Her thoughts were interrupted by a light tapping. She stopped and strained to understand what it meant. Rune was tapping on the floor, his fingers moving all at once, at first in a slow pattern, then a quicker one. It was precise, as if he was following a rhythm in his head.

“What are you doing?”

He stopped abruptly. “Sorry.”

“No, it’s fine. But what are you doing?”

“Sometimes my fingers move on their own.”

She wanted to ask something else, but the corridor erupted in the usual chaos of the guards’ rounds. Seraphina pressed herself against the wall, facing it. She knew that trying to appeal to them again was futile, and it was better to make herself small, so they’d leave her alone. Across the cell, she heard Rune do the same, curling up in a corner, on the straw that had started to smell of rot.

“Seraphina Bell, you’re a popular girl,” Fischer said as he banged the wooden club against the cell’s door.

She heard the key turn in the lock, then someone reached inside and grabbed her by the arm. He pulled so hard that she lost her balance.

“Come on, now, don’t be difficult.” Koch’s voice.

He wrapped an arm around her waist and pulled her out into the corridor, then shoved her into the empty cell that had been hers. She let out a breath of relief. Finally, they’d come to their senses. Or maybe the sergeant had heard something and reminded them how completely inappropriate it was to put a woman in a cell with a man. Her relief was short lived, because a familiar voice entered her space, along with the stink of garlic and beer.

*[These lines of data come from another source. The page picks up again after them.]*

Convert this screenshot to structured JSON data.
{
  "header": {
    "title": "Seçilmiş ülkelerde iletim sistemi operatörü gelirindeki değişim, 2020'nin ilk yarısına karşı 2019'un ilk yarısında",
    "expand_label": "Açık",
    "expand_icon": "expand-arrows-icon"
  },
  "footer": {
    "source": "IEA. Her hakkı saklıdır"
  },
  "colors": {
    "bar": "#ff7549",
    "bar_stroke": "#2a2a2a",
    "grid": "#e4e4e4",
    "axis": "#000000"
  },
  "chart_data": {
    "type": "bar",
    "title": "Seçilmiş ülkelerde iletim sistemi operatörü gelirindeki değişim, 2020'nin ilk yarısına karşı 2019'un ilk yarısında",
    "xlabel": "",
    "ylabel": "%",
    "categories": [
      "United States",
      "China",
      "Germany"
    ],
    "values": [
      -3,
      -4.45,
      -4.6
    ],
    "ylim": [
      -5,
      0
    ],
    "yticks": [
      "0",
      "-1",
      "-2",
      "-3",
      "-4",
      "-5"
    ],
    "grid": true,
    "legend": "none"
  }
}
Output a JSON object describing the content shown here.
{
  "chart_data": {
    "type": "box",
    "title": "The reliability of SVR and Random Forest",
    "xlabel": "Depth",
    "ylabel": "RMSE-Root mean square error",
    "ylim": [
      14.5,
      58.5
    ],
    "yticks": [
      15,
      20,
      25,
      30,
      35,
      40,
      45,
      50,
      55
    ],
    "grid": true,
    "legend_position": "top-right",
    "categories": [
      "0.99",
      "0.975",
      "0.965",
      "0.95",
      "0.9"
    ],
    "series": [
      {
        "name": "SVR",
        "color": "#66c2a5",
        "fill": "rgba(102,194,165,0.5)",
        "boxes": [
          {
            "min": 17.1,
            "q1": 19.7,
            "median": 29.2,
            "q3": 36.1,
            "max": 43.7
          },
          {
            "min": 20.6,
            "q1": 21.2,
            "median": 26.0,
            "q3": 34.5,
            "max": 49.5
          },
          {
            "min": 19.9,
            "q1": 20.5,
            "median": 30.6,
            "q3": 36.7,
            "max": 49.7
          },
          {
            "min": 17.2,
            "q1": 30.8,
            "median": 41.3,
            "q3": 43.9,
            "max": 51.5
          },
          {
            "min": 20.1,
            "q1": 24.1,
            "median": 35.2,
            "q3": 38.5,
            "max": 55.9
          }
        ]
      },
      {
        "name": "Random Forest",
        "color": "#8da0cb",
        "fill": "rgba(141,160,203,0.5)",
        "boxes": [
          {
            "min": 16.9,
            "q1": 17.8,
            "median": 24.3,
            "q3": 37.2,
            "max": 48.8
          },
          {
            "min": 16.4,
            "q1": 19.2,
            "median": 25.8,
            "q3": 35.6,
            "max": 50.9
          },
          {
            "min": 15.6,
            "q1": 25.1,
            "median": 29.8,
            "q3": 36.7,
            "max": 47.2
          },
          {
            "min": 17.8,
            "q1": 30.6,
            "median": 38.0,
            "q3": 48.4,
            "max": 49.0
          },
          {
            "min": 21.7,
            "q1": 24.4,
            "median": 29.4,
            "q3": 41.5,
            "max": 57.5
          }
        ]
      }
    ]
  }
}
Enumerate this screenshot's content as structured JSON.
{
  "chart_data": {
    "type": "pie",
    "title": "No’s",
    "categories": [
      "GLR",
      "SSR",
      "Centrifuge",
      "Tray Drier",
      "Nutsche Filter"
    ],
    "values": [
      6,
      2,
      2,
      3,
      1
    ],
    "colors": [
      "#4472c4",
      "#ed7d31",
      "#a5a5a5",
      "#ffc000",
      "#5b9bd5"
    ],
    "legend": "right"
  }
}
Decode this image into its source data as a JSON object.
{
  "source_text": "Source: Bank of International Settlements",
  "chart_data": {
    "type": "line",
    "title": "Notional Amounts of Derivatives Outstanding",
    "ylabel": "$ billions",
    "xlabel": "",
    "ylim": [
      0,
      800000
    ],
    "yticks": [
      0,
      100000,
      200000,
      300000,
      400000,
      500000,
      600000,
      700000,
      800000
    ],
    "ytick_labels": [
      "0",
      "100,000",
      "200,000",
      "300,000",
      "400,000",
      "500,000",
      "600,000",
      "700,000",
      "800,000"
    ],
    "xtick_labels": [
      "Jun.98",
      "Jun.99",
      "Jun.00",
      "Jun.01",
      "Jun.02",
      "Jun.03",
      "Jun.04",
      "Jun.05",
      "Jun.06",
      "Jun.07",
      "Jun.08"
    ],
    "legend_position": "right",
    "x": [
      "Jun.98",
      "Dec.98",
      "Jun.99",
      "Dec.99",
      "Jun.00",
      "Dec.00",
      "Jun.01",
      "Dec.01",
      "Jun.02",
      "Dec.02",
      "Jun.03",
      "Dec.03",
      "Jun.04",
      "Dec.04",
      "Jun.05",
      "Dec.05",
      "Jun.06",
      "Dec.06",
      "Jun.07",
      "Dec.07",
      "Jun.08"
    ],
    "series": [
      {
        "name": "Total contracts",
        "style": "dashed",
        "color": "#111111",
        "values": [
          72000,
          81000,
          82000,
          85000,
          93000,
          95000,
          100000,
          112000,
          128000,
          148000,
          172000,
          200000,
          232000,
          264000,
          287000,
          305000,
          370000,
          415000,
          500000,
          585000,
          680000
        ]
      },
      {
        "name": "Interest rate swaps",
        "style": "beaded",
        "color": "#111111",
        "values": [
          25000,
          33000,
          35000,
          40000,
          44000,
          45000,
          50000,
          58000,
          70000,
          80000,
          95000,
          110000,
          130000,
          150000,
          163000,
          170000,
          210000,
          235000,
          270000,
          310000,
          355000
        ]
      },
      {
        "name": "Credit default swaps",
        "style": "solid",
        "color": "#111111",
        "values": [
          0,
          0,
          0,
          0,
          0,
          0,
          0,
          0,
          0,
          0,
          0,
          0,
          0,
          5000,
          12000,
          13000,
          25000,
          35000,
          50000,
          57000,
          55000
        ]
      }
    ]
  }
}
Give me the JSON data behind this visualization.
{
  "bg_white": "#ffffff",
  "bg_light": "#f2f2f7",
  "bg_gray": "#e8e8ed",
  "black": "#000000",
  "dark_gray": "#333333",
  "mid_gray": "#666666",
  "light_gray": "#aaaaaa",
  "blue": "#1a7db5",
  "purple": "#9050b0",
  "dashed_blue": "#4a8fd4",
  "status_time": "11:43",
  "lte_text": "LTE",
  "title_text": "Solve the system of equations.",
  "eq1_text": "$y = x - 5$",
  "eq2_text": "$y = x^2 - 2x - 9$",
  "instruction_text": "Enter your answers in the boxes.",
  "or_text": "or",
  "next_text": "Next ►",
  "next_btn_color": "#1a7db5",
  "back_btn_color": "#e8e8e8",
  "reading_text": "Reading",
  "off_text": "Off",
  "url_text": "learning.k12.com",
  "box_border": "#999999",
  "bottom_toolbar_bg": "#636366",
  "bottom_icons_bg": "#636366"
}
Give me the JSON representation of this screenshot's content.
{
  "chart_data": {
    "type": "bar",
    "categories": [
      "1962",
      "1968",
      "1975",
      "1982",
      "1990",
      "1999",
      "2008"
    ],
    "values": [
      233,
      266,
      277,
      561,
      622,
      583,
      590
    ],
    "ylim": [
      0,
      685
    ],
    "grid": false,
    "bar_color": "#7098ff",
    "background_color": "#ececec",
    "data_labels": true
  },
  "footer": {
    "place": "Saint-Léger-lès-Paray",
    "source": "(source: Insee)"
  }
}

“The magistrate is expediting your case,” Hartmann said. “He recognized your cursed name.”

Seraphina’s lips trembled, but she couldn’t hold back.

“Cursed? I was one of the most important people in the resistance. The best shard technician the academy had. Of course, he recognized my name.”

Hartmann spat at her. His saliva hit her in the cheek.

“Important? You weren’t important. You were that weaver’s bitch. He kept you around because he liked your pretty cunt. Shard technicians are as common as beggars in the market square. Trust me, no one at Krähenstein missed you or even asked about you when you disappeared. They asked about Matteo da Siena, looked for him for months. Some haven’t given up hope to this day. But you? You’re no one.”